Aku tertawa pahit. Betapa ekspektasi mereka akanku melambungkan kepercayaan diri sehingga aku lupa bahwa aku bukanlah siapa-siapa di hadapan wanita ini. Aku  merasakan ironi ketika harus mengatakan ini:
“Ya, benar aku menikah selepas wisuda, tetapi aku tidak bekerja, tidak juga meneruskan studi S-2 apalagi S-3.” jelasku yang langsung membuatnya terdiam tak percaya.
“Jadi?”
“Aku di rumah saja dengan dua anak yang masih kecil-kecil.”
Ia menutup mulutnya yang sedari tadi melongo.

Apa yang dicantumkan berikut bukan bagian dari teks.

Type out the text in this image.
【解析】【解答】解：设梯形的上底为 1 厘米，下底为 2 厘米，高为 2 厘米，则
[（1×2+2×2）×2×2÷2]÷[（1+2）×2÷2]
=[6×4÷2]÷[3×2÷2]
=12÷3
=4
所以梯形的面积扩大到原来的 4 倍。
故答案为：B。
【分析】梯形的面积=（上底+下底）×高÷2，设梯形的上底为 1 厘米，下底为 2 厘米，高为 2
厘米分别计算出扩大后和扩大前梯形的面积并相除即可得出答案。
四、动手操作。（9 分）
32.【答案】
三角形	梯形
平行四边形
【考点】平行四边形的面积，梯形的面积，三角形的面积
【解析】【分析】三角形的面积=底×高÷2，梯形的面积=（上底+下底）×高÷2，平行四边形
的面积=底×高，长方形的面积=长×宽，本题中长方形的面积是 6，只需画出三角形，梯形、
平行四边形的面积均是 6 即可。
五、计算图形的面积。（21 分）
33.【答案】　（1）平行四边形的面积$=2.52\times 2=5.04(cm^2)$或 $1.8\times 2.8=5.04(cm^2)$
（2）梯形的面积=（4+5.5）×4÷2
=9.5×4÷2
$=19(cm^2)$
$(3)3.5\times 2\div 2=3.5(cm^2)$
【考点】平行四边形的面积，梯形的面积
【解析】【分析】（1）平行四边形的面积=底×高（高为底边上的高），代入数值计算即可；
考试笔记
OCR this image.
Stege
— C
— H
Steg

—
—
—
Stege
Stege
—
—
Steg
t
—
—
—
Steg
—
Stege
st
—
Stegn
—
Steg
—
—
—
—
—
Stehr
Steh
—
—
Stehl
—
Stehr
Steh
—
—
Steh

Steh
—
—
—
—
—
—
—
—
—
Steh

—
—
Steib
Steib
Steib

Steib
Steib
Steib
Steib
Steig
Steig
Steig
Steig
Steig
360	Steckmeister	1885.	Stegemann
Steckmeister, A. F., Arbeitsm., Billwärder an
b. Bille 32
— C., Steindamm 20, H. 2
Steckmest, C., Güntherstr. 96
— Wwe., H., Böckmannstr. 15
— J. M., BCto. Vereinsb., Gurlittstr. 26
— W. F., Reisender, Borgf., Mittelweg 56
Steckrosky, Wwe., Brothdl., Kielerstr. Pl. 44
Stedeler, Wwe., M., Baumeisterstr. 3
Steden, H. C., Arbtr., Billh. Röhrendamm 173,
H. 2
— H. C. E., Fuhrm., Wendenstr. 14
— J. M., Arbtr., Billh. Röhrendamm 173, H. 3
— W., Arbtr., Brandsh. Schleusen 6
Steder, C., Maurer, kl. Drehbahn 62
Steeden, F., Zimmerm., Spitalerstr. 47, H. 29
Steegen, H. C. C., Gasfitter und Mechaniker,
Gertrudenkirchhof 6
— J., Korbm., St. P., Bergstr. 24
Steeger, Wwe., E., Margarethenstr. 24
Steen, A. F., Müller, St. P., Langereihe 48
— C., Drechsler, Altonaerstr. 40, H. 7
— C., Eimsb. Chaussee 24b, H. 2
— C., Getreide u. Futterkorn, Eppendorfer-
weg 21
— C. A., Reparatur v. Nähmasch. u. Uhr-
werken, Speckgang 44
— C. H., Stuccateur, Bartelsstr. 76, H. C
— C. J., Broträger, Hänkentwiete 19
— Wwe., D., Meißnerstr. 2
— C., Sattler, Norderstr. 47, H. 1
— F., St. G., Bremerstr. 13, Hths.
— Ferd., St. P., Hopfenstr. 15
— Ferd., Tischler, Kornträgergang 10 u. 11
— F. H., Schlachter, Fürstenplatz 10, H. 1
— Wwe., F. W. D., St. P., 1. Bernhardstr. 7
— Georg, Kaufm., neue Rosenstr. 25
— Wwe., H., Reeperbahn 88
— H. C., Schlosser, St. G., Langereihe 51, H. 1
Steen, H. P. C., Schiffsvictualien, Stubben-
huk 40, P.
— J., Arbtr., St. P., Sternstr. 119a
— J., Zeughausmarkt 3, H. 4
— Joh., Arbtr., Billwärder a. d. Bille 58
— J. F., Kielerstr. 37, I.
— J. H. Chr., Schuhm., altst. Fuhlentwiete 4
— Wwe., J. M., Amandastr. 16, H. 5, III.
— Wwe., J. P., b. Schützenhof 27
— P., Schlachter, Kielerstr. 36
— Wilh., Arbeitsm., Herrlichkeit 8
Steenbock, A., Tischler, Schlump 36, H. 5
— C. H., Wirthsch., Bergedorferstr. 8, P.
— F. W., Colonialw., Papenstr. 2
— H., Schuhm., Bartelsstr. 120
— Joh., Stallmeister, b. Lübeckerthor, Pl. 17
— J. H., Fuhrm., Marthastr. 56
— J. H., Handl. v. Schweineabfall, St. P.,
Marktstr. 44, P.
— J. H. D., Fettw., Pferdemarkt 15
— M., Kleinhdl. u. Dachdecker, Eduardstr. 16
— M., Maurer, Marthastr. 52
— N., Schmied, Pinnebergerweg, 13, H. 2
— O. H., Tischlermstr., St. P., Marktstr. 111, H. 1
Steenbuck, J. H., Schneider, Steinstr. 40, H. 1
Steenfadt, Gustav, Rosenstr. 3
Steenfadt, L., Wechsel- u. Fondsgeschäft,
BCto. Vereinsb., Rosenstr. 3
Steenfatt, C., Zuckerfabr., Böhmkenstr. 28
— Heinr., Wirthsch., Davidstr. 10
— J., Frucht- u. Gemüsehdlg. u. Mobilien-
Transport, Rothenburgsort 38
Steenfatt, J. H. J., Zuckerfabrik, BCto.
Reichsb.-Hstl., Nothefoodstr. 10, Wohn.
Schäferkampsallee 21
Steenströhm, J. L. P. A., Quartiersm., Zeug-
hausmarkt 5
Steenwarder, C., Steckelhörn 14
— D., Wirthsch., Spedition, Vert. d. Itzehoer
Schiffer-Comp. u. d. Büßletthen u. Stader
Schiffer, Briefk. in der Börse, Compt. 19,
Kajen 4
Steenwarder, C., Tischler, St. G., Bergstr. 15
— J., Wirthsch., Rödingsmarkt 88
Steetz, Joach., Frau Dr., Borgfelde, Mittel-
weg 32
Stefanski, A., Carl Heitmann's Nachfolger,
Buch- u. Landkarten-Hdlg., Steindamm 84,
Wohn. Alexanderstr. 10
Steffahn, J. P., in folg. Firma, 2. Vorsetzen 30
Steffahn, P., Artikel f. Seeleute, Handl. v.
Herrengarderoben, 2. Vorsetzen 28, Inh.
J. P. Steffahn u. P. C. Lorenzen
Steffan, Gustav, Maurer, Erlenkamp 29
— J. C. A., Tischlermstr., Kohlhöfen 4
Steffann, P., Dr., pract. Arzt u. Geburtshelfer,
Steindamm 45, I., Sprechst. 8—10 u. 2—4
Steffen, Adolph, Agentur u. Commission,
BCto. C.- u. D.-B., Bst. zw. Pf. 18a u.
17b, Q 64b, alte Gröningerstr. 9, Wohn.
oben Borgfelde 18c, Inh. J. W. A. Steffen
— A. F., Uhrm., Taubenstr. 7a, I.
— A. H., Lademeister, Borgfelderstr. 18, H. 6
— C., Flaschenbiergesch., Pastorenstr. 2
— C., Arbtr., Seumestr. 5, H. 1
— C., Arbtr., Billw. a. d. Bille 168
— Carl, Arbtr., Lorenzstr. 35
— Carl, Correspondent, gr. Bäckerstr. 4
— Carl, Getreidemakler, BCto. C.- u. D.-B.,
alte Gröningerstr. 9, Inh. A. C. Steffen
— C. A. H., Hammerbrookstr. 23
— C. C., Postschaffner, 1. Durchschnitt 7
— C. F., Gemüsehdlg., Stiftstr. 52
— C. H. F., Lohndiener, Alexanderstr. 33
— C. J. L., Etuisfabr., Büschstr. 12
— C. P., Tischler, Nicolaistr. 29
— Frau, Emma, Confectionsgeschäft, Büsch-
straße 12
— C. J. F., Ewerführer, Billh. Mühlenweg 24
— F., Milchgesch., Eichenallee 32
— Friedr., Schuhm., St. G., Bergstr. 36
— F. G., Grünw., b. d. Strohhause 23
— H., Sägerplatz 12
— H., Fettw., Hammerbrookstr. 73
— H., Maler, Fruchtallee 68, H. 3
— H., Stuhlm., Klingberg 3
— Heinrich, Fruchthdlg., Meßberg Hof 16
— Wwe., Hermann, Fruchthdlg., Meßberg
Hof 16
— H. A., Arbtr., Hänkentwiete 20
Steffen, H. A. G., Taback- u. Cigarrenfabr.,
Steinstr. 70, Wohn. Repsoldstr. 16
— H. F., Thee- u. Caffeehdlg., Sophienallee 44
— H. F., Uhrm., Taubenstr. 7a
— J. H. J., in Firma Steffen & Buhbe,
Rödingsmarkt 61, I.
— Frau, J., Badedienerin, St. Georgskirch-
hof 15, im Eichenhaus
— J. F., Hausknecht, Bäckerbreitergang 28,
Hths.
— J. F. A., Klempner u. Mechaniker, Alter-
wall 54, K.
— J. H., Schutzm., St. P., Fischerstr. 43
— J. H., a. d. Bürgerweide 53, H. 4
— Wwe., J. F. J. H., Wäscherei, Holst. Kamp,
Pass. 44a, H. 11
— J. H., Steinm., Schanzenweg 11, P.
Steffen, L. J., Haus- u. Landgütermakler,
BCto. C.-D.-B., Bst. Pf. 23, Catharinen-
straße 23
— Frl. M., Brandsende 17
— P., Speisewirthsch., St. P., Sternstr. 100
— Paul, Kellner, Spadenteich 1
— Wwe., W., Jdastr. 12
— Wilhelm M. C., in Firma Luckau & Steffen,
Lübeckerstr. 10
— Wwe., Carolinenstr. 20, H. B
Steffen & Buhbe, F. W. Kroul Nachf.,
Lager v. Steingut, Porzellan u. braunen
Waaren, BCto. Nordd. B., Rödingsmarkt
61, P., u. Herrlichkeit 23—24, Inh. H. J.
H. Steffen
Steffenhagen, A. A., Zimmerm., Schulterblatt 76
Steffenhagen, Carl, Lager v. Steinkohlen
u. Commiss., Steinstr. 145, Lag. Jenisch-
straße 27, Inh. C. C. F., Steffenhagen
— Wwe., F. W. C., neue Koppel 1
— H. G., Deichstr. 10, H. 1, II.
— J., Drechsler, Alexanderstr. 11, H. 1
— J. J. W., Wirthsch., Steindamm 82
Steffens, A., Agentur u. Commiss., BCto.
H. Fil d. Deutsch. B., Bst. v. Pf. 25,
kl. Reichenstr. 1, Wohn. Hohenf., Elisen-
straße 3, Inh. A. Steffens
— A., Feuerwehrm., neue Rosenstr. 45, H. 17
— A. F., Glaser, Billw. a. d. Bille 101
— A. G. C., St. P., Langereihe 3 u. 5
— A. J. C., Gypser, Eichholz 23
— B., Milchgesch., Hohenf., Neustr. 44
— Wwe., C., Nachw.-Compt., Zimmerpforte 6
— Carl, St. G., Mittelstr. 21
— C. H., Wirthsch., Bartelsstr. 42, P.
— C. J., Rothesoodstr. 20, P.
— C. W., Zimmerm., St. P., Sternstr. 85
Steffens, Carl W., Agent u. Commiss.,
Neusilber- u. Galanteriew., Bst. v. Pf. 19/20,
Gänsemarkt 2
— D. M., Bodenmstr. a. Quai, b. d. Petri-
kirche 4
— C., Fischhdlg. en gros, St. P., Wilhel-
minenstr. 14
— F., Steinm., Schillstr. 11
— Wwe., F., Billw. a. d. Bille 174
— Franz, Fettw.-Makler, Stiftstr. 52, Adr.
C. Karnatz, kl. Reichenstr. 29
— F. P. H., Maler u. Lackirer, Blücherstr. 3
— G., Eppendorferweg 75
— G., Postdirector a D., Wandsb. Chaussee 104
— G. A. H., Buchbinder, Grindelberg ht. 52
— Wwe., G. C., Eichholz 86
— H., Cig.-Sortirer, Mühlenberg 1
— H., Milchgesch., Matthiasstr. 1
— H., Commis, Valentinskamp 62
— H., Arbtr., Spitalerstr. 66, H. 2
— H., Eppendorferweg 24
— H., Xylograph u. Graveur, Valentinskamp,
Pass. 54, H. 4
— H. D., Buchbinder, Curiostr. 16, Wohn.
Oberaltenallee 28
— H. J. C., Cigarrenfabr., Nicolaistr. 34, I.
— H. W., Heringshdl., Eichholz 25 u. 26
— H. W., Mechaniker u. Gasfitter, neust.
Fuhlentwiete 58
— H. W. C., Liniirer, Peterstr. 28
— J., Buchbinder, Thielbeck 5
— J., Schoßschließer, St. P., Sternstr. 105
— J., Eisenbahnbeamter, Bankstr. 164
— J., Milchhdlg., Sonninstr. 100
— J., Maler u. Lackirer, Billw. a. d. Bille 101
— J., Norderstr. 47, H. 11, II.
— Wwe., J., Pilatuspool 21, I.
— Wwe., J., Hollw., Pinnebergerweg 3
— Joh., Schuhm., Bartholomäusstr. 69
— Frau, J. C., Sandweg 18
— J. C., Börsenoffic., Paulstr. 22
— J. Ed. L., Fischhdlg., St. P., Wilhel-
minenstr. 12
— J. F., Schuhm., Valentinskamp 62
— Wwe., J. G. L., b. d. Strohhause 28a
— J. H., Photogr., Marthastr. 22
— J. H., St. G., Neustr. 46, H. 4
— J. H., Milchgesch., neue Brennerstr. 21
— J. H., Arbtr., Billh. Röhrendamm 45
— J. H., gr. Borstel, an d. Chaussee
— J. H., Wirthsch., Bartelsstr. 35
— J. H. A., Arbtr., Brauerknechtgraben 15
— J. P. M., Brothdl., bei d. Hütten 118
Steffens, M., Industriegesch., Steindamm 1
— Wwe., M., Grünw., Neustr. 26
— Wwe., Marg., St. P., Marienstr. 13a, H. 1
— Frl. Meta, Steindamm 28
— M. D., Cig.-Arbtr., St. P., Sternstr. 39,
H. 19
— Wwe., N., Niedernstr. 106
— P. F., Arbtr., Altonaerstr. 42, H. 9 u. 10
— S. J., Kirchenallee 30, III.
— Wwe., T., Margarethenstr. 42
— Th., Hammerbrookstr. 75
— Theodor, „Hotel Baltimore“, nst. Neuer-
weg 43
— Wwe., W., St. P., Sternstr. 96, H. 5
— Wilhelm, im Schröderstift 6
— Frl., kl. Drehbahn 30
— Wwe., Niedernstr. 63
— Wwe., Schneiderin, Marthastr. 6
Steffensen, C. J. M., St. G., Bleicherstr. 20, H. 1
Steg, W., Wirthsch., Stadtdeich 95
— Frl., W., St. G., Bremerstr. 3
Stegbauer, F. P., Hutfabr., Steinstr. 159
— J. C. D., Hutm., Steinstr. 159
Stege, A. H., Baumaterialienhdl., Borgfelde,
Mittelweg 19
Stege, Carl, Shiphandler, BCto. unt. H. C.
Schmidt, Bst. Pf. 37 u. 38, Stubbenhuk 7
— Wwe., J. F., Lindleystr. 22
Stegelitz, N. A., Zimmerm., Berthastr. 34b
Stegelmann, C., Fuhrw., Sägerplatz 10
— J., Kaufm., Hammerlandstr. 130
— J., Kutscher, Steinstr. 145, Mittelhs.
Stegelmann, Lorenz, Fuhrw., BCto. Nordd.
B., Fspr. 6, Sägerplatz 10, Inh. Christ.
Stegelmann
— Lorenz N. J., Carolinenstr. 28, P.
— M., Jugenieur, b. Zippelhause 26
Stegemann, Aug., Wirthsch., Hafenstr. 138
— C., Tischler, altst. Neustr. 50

“Kenapa? What’s wrong with you, Ana? Suamimu melarangmu berkarir? Atau kamu yang memilih jalan itu?”
“Lebih tepatnya, keadaan yang membuatku mengambil jalan itu”
Risa mengangguk-angguk. Mungkin ia mencoba berusaha menerka sebab takdirku yang sedemikian jauh panggang dari api.
“Jadi, sekarang kamu akan kembali, begitu? Kamu kesini bukan untuk menemuiku pastinya, kan? Atau sekedar nostalgia masa lalu?”

Aku tersenyum simpul. Risa menebak dengan baik.
“Jika kamu punya info beasiswa penuh di mana pun itu, aku akan senang hati dan berterimakasih padamu.”
“Anaa! “ ia memekik dan menghambur memelukku..”Of course dear, oh my God aku senang sekali, tentu saja banyak info yang sesuai untukmu. Sekarang biar kuucapkan dulu: welcome to the jungle my dear Anaaa!”
Aku gelagapan dipeluk wanita bongsor sebesar dia. Sambil terkekeh ia melepas pelukanya, lalu dengan bersemangat ia membuka laptopnya.


Aku merasa, tiba-tiba yang kulihat hanya terang. Selamat datang, Riana Maheswari di dunia bertabur logika dan formula...Lagi.